2. Originally Posted by novice
Definition of 0ne-one function:

$f:A\rightarrow B$ is one-one if $f(a)=f(b)$ implies $a=b$.

Now let $A=\varnothing$ and $B=\varnothing$.

I know the logical statement $g: a\notin \varnothing \Rightarrow b\notin \varnothing$ is true, since were $P$ is true and $Q$ is true, $P \Rightarrow Q$ is true by vacuous proof, but it's not the definition of one-one function.

Question: How can we prove $g:\varnothing \rightarrow \varnothing$ using the definition?

$g$(blank)= $g$(blank) implies blank = blank or
$g(\qquad)=g(\qquad)$ implies $\qquad\qquad\qquad$ = $\qquad\qquad\qquad$ ?
I might be missing something, but my thought process would be: since there is no $a$ or $b$ for which $g(a)$ or $g(b)$ is defined, the statement

$g(a)=g(b) \implies a=b$.

is vacuously true because $g(a)=g(b)$ can never be true.
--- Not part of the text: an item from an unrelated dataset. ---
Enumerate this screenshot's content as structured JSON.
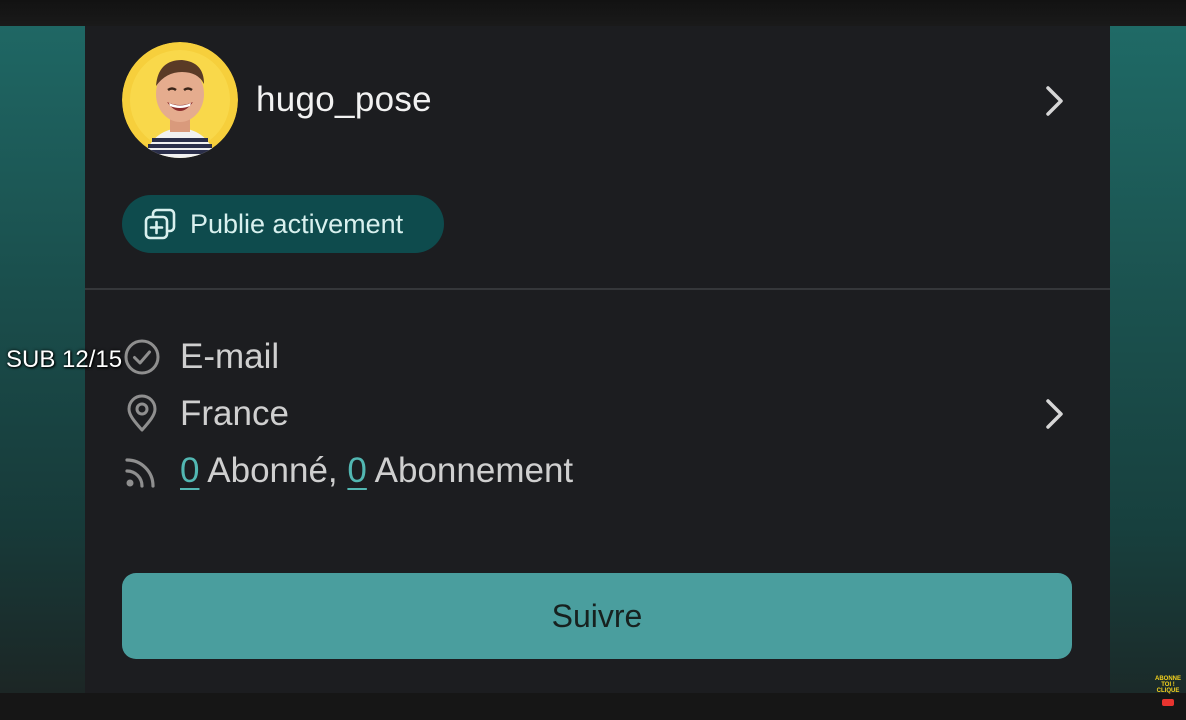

3. Originally Posted by undefined
I might be missing something, but my thought process would be: since there is no $a$ or $b$ for which $g(a)$ or $g(b)$ is defined, the statement

$g(a)=g(b) \implies a=b$.

is vacuously true because $g(a)=g(b)$ can never be true.
If we look at the set of functions $B^A$, we see that the is a function since $|B|^{|A|}=0^0=1$

The proof in my book shows this:

Given $A$ and $B$ are empty sets.
Let $b\in B$. A function $f:A \rightarrow B$ is a one-one function for every $a \in A$.

I am not convinced, and very annoyed by it since $a\notin A$ and $b\notin B$.

4. Originally Posted by novice
If we look at the set of functions $B^A$, we see that the is a function since $|B|^{|A|}=0^0=1$

The proof in my book shows this:

Given $A$ and $B$ are empty sets.
Let $b\in B$. A function $f:A \rightarrow B$ is a one-one function for every $a \in A$.

I am not convinced, and very annoyed by it since $a\notin A$ and $b\notin B$.
Yeah I don't understand the statement

Let $b\in B$.

Isn't that like writing

Let $0 = 1$.

?